Peace has been restored, and we can now both sleep peacefully through the night. And ironically now that the war is over, Cleo seems to be spending most of her nights outside anyway!
Miscellaneous odds and ends…
I guess that’s enough chat from me…
The only other interesting things I can think of are that I recently got a email alert from my dating website, telling me “You have a new message from ‘bendoverbabe'”
Obviously I didn’t bother to read it, but it did leave me feeling frankly quite disgusted with the entire male species.

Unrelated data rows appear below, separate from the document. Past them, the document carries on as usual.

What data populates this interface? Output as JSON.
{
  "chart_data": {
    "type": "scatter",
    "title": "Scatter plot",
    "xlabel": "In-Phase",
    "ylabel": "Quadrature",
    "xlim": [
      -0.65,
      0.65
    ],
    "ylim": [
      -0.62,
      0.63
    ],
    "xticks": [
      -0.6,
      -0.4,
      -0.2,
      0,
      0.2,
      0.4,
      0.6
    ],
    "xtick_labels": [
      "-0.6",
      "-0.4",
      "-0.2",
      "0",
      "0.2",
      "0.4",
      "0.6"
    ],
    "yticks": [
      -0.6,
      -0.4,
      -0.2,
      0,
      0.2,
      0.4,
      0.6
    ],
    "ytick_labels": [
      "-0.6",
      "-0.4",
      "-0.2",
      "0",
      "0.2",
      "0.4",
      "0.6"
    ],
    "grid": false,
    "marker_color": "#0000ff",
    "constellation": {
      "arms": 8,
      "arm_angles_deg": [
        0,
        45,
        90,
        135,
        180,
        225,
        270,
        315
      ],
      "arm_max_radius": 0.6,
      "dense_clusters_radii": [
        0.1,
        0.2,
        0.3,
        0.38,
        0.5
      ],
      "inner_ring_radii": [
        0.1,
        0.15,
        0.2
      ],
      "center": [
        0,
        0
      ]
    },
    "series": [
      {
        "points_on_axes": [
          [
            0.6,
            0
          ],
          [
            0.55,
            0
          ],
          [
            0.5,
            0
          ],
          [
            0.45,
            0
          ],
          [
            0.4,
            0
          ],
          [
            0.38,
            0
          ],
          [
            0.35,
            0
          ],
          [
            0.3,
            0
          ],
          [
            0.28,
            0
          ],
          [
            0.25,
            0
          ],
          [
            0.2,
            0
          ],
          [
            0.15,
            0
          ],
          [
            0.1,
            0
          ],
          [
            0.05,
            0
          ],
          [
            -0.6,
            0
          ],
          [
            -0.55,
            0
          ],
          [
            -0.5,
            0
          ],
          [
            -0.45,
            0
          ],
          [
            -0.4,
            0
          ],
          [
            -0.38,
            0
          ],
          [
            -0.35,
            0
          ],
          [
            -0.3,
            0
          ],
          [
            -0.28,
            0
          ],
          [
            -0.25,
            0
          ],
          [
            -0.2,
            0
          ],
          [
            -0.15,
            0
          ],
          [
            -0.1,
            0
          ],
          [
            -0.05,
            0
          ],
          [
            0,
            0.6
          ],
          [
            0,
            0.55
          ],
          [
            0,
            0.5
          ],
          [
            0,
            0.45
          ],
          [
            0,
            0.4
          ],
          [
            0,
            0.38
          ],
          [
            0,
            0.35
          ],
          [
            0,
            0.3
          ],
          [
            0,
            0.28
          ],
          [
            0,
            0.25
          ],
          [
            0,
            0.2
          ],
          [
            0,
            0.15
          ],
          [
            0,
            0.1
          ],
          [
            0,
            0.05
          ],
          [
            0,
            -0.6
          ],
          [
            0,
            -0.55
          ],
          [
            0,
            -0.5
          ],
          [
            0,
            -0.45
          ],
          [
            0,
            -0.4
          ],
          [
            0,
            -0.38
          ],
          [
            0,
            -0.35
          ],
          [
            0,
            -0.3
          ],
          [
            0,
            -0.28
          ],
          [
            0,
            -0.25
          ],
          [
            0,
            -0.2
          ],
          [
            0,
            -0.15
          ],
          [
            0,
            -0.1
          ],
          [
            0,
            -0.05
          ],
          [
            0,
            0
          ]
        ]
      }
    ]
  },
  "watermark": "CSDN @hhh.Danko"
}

Also my neighbour had a gas scare recently when her carbon monoxide alarm went off. My first question was “Do you mean your smoke alarm?” (cos I have one of those). She said no, her carbon monoxide alarm had registered a leak in her boiler. This is the first time I’ve ever lived in a house with gas heating (we’ve always had oil heating, and electric cookers) so it had never occurred to me I needed a CO alarm! Anyhow, it also reminded me it was about time I had my boiler serviced, so I went out and bought an alarm, which is now safely installed in my kitchen, and I am proud to say my boiler is officially certified as safe!
In your face carbon monoxide!
No accidental, silent, painless death-while-you-sleep for me!
Ruby, my lovely lodger, is also quite relieved….
Also my annual eye test has confirmed that my degenerative myopia has now reached (negative) double figures, a new personal best which tips me over into a category that the NHS politely refer to as “complex” (no-one like to use the word blind these days…) but the good news is I now qualify for free eye tests! Almost as good as a gold medal!
Guess that’s it from me for now – hope you’re all well – send me your news too!